CHESTCOVID-19: Voices From the CommunityCOVID-19 and the Impact on Junior Medical Students

COVID-19 and the Impact on Junior Medical Students

By: Sarah Tapyrik, MD, FCCP

While the COVID-19 pandemic has changed life for everyone in the past 8 months, it has had a distinctive impact on medical students who are still in their early years of training. I serve as a coach for a small group of medical students who were just about to transition into their third year of medical school and clinical rotations at the onset of the pandemic.

Everything in our area shut down, including testing sites for the USMLE Step 1 exam. The USMLE causes a great deal of stress for students, as we all likely remember, and my students had prepared meticulously for the exam. Between the exam being postponed indefinitely and an indeterminate start of clinical rotations, my students faced an unsettling uncertainty in their medical school futures.

As life started to “open” back up after the initial peak in COVID cases, my students eventually got to take their exams and start their clinical rotations. However, all of their prior diligent planning for the “perfect” schedule of third-year rotations was significantly impacted. Their initial block of rotations started late with a truncated schedule. They were able to see patients, but only those who had tested negative for COVID-19, making certain rotations, such as Emergency Medicine, much more difficult due to the varying lag time in availability of test results.

One of the most challenging and exceptional aspects of all of this is that these students have worked through it without the benefit of “how-to” advice from more advanced medical students. So much of navigating your way through medical school comes from the experience and advice from those who have recently gone through it and are now in the classes above you. But thanks to a once-in-a-lifetime pandemic, it was no longer available in the same way to these junior medical students. There was so much incomparable change in their program that they didn’t really have anyone to turn to for the specific, direct advice on which they had learned to rely.

To make the best of the situation, we made sure all of the students had ample access to faculty, counselors, and coaches. We listened, provided support, and worked through new situations together. Some of the students were able to make changes in their schedules to accommodate new dates for USMLE exams or move a rotation to a different location in order to preserve some of the experience they had hoped for. The students continue to have a lot of questions—about grades for shortened rotations, how this will affect their residency applications, and if they will also have to do residency interviews via video as their fourth-year student colleagues will be doing in the next couple of months. There aren’t answers yet for a lot of their questions, but we plan to address these issues and questions as we are able.

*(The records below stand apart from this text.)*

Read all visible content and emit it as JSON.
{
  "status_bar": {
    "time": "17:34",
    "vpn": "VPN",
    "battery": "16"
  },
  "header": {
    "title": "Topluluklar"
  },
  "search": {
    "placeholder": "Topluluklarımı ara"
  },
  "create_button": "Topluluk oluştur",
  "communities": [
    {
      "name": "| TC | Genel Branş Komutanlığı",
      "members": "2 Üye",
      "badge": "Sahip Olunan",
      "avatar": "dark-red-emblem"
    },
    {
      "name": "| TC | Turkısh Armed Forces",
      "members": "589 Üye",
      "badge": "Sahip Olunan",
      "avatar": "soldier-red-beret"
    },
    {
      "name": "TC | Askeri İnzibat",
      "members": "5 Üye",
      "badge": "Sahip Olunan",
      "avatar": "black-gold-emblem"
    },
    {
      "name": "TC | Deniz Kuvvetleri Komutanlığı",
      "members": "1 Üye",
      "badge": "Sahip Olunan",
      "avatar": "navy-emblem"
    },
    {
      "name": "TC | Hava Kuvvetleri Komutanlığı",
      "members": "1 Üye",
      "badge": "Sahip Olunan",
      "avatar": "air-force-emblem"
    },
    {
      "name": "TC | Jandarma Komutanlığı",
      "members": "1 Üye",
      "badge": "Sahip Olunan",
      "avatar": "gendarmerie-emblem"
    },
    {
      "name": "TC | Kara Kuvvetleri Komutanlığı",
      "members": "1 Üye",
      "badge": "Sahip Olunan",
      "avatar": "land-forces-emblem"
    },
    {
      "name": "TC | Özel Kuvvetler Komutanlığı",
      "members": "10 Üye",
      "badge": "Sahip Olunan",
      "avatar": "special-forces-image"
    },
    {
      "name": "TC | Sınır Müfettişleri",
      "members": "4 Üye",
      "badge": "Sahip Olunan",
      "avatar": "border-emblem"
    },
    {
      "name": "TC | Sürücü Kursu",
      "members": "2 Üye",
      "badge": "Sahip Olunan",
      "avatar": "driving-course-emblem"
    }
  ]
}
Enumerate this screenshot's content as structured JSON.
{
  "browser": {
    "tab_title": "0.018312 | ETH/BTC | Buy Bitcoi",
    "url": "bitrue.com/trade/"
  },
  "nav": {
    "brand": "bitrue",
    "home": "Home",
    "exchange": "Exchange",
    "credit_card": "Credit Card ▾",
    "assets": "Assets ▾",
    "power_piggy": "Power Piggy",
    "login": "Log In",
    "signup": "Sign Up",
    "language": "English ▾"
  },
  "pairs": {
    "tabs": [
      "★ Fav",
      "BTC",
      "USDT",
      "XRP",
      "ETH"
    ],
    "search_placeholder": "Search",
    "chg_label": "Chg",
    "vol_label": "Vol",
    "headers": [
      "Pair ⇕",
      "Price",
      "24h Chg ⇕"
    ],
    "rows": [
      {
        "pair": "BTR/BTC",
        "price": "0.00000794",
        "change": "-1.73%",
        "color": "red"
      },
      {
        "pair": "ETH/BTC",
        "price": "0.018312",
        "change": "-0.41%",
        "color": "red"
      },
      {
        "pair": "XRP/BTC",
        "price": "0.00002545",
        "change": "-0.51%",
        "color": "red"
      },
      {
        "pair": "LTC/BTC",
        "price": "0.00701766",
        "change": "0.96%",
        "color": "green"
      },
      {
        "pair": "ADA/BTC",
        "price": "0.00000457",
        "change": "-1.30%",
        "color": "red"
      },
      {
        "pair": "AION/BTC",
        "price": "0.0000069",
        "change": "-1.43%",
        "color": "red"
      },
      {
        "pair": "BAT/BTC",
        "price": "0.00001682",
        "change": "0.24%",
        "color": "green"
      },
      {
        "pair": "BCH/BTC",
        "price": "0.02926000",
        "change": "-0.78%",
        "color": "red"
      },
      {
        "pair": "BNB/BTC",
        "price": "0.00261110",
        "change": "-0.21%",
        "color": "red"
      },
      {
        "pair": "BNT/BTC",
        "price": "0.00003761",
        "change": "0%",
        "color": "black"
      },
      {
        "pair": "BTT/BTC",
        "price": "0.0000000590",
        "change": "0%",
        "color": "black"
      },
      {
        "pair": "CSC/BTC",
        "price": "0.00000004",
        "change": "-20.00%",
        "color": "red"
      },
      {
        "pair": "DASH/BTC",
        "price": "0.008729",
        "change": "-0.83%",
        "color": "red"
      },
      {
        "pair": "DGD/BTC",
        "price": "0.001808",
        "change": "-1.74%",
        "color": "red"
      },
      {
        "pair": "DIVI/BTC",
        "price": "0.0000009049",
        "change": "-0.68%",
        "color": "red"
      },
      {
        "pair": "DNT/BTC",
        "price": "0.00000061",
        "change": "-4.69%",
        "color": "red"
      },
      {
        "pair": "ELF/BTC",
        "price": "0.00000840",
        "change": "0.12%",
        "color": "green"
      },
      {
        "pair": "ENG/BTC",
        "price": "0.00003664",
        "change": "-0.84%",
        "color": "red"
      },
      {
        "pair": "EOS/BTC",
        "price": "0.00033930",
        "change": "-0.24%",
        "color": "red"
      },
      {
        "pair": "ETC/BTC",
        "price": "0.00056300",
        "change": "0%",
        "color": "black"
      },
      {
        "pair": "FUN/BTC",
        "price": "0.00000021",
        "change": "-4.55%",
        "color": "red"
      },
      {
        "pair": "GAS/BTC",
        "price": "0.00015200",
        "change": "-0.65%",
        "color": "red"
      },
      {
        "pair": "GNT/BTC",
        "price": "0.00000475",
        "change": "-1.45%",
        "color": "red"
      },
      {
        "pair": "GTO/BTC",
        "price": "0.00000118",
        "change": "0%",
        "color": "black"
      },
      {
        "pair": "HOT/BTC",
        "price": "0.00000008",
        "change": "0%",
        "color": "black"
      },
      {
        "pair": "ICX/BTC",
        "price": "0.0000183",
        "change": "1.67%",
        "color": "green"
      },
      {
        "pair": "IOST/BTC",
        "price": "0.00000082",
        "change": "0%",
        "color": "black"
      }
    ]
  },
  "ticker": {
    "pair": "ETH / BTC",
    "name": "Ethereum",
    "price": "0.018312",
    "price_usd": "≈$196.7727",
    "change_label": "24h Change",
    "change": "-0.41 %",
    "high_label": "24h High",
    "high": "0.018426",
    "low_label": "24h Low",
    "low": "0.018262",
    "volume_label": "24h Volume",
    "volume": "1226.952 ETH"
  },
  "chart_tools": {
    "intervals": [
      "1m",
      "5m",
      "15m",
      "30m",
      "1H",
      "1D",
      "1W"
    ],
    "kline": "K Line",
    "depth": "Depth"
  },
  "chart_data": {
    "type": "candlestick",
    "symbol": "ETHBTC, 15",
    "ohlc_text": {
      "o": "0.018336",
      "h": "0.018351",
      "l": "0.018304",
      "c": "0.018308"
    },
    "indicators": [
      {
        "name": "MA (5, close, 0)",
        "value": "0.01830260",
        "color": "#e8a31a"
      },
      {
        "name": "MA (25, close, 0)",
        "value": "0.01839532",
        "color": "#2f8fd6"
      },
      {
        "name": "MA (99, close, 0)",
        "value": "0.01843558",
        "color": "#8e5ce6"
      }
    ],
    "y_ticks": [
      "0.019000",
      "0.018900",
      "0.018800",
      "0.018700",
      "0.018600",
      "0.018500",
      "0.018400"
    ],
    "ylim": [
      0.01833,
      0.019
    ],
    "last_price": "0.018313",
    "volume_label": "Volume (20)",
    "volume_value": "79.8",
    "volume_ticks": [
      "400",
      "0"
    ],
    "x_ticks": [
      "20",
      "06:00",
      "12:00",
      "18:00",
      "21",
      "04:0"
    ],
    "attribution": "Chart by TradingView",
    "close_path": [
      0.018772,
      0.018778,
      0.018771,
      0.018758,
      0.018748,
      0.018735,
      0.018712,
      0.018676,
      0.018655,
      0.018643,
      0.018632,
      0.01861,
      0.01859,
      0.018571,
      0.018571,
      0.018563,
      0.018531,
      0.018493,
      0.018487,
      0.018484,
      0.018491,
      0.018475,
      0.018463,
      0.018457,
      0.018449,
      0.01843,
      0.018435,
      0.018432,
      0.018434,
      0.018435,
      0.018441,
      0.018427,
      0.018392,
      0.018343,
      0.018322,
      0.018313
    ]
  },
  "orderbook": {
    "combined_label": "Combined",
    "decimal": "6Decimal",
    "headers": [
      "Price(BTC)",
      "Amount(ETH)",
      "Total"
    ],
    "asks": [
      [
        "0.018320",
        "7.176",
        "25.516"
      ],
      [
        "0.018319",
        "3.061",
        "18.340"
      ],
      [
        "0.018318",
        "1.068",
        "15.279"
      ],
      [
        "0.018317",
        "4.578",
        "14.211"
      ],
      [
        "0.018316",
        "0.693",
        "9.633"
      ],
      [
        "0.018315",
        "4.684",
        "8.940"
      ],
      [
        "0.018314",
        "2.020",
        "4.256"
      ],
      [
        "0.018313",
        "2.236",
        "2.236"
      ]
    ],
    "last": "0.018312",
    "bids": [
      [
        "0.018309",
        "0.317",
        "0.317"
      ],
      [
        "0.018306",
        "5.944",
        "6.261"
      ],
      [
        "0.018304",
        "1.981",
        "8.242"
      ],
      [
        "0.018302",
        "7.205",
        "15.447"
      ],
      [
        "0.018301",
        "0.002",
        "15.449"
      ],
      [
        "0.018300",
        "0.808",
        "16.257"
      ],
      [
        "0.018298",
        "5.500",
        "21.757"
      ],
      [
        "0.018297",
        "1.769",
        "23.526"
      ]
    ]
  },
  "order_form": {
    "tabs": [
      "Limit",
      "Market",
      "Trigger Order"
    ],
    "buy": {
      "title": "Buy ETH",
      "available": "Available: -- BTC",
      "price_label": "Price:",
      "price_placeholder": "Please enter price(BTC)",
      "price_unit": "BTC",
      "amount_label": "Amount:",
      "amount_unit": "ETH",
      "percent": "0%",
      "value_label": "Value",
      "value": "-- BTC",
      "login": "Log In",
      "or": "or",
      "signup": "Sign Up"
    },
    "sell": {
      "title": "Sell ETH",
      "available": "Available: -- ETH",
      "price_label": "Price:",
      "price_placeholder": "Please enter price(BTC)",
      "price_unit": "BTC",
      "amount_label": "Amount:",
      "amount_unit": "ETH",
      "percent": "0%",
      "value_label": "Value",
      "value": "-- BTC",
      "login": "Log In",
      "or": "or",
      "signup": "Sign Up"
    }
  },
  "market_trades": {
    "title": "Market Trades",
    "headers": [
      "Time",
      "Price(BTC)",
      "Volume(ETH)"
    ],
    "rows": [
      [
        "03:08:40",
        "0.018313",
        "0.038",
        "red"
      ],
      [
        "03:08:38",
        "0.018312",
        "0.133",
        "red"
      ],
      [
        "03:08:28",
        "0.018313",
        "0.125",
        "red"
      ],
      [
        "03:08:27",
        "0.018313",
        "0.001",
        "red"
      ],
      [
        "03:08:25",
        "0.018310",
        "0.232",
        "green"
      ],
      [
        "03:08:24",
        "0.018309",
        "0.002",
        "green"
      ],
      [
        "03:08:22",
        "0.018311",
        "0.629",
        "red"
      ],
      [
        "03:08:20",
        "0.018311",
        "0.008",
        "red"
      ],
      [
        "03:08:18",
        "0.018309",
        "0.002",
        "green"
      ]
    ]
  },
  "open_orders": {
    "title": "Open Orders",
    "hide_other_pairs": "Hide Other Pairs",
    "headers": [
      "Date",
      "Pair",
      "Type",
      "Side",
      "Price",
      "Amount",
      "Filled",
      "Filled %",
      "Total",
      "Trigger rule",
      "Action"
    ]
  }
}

As we have seen happen in so many places during this pandemic, my students rose to the occasion and met their new challenges head-on. They used their endless hours of “stay-at-home” time not only to maintain their knowledge for the USMLE, but also to volunteer to get groceries and help with child care for our frontline health-care workers. They learned to navigate inpatient wards and join medical teams while not being able to see many of the patients personally. They have shown endless patience in the outpatient setting. Due to minimal in-person patient visits, they have worked to add value to patient care via telemedicine, by making sure the call is initiated on time and by spending additional time with the patient, often being an extra ear to listen to patient fears and concerns about life during the pandemic.

I’m proud of my students and how they have navigated the pandemic thus far. They are not frontline workers (yet), nor were they far enough along in their education to start their intern years early, as some more senior medical students in other states were called to do. But my students had their own unique stressors and handled them admirably. I have no doubt that this will add to their resilience and problem-solving abilities moving forward. I feel an extra connection to this group due to this unprecedented event in our lives, and I’m so excited to continue to follow and support them while watching their remarkable paths toward their careers unfold in an ever-changing world of medicine.

Sarah Tapyrik, MD, FCCP

Sarah Tapyrik, MD, FCCP, is an Assistant Professor of Pulmonary and Critical Care Medicine and the Medical Director of Respiratory Therapy at The Ohio State University Wexner Medical Center in Columbus, Ohio. Dr. Tapyrik serves as a portfolio coach and mentor for medical students and supports the fellowship program by mentoring fellows and precepting them in the pulmonary clinic. She is a member of CHEST’s Training and Transitions Committee. Her clinical interest is general pulmonary medicine with more specific interests in nontuberculous mycobacterial disease and bronchiectasis.